Stoats tend to vie with rats for the position of Conservation Public Enemy No. 1 – but what do we know about the stoat’s smaller relative, the weasel? Do we underestimate their impact on native wildlife?
Kathryn Strang, Isabel Castro, Greg Blunden and Lara Shepherd examined the stomach contents of 16 weasels caught between 2011 and 2012 at Purerua Peninsula in the Bay of Islands in an article published recently in the New Zealand Journal of Zoology. While other mammals – including at least one mouse – were the prey group most frequently consumed, mammals weren’t the only thing the weasels were found to be eating…
Weasels appear to be locally common on Purerua Peninsula and are trapped more often than stoats.
“The weasels for this study were caught in MK6 Fenn and DOC200 traps placed in fragmented bush at two main sites: Mataka Station and Mountain Landing… Trapping data from Purerua Peninsula show that weasels are the most captured mustelid in the area. During the time of this study, between four to seven times as many weasels were being captured for each stoat trapped. Cats are also prevalent on the peninsula, with more cats trapped than stoats in most years, and less than half as many cats captured than weasels. No ferrets were caught on the peninsula during the study.”
Once caught, the weasels were frozen until such time as their gut contents could be examined. Some were too decomposed to be of use for the study. It is a meticulous process.
“Diet was determined by analysing the gut contents. The stomachs were dissected along the greater curvature and the contents washed out. Faeces were also removed from the colon. The mixed contents from the stomach and colon from the same weasel were washed with water into a gradation of sieves (1.0 mm and 212 μm). The material remaining in the sieves was transferred to a petri dish and 95% ethanol was added to preserve the sample. These samples were examined under an Olympus S740 microscope at magnification 15× and all recognisable invertebrate or vertebrate parts were collected into separate containers for identification, with any plant material excluded.”
Then came the tricky part – identifying all those tiny bits.

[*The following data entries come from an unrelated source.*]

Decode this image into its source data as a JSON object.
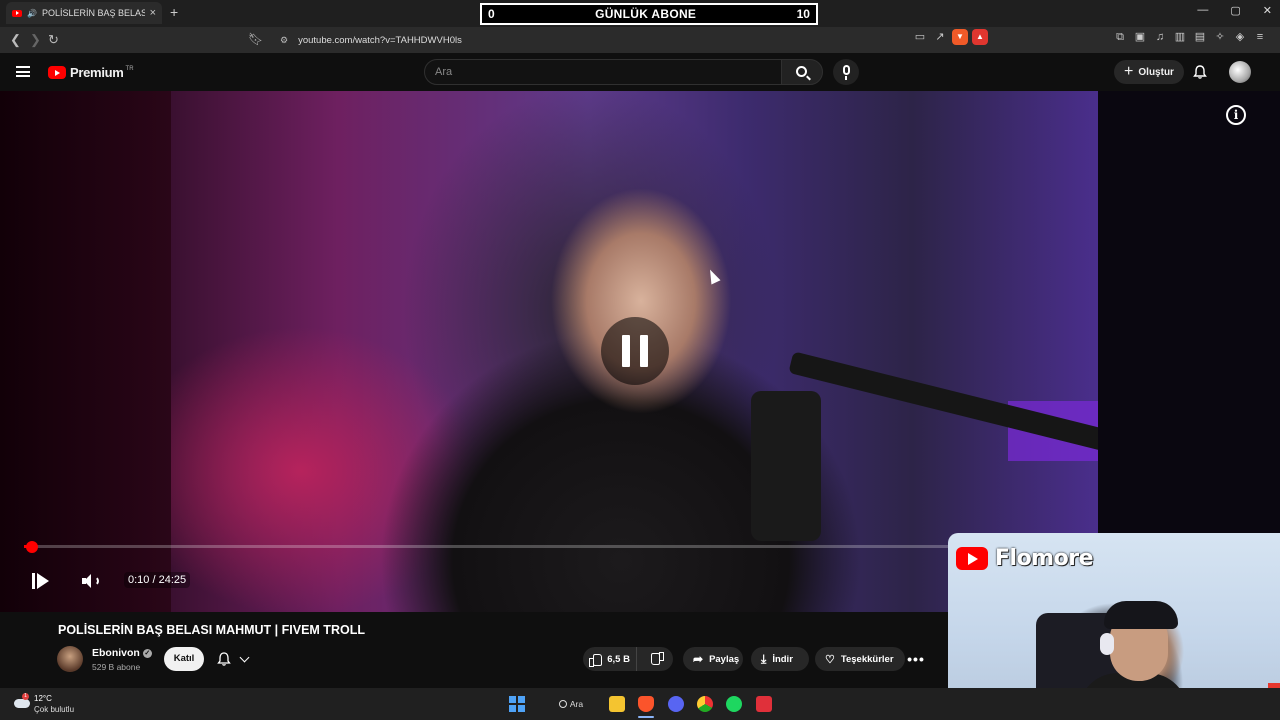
{
  "browser": {
    "tab_title": "POLİSLERİN BAŞ BELASI MAHMUT",
    "tab_close": "×",
    "new_tab": "+",
    "url": "youtube.com/watch?v=TAHHDWVH0ls",
    "window_controls": [
      "—",
      "▢",
      "✕"
    ]
  },
  "sub_counter": {
    "left_value": "0",
    "label": "GÜNLÜK ABONE",
    "right_value": "10"
  },
  "youtube_header": {
    "logo_text": "Premium",
    "region_code": "TR",
    "search_placeholder": "Ara",
    "create_label": "Oluştur"
  },
  "player": {
    "state": "paused",
    "current_time": "0:10",
    "duration": "24:25",
    "time_display": "0:10 / 24:25",
    "progress_fraction": 0.0068
  },
  "video": {
    "title": "POLİSLERİN BAŞ BELASI MAHMUT | FIVEM TROLL",
    "channel_name": "Ebonivon",
    "verified_mark": "✓",
    "subscriber_count": "529 B abone",
    "join_label": "Katıl",
    "like_count": "6,5 B",
    "share_label": "Paylaş",
    "download_label": "İndir",
    "thanks_label": "Teşekkürler",
    "more_label": "•••"
  },
  "webcam": {
    "brand_name": "Flomore"
  },
  "taskbar": {
    "weather_temp": "12°C",
    "weather_desc": "Çok bulutlu",
    "weather_badge": "1",
    "search_label": "Ara"
  },
  "colors": {
    "youtube_red": "#ff0000",
    "page_bg": "#0f0f0f",
    "pill_bg": "#272727"
  }
}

“Photos of reptilian feet and bird parts were sent to experts for identification; however, they were too digested for accurate identification. Therefore, four samples (one mammal, two birds and one reptile) were identified to species level using DNA analysis at Te Papa Museum.”
Te Papa’s analysis revealed a mouse, European starling, house sparrow and copper skink.
“Mammals and invertebrates were the most common prey items in the weasels’ diet while mammals and reptiles contributed the most to dry weight. A total of five reptiles were eaten, two of which were inside the gut of one male weasel. Of the invertebrate orders consumed, Coleoptera were the most frequent (31.3%) and had a dry weight of 0.0157 g which constituted 50.6% of the total invertebrate dry weight.”
While copper skinks aren’t considered endangered, many of their similarly-sized relatives are considered threatened.
“This study shows that small mammals, reptiles, birds and invertebrates are a main component
of weasels’ diet in New Zealand, with similar results reported in other studies. Reptiles were the second most consumed vertebrate prey in this study… The highest percentage of occurrence of skinks in weasel diet previously studied was 21%. Other New Zealand studies have also found reptiles in weasel stomachs, with an occurrence frequency of 7% and 18%. These findings suggest that weasels routinely supplement their diet with reptiles, posing a larger threat to native New Zealand reptiles than previously considered.”
Birds were not a major food item, but were eaten – and a starling is a significantly-sized prey item for a weasel.
“Birds were the least consumed vertebrate prey, although bones and feathers were still found in two weasel stomachs. The two birds identified through DNA analysis were introduced species: the European starling and the house sparrow. However, these findings suggest that weasels have the capacity to hunt and kill native New Zealand birds of the same size. The average weight of an adult house sparrow is 30 g, and 85 g for a European starling. Many native and endemic New Zealand passerines are within this weight range.”
Nestlings are a particularly easy meal for predators and it seems weasels are no exception.
“Some of the birds found in the weasels’ stomachs in this study were nestlings/fledglings. Nesting birds are vulnerable to predation… These findings suggest that weasels are capable of nest predation.”
The researchers believe we may, indeed, be underestimating the threat that weasels pose to native wildlife.
“Despite its small scale, this study indicates that more research on weasels as a likely and important predator and competitor of native wildlife is needed.”
This research is published in the New Zealand Journal of Zoology. The abstract is freely available to non-subscribers.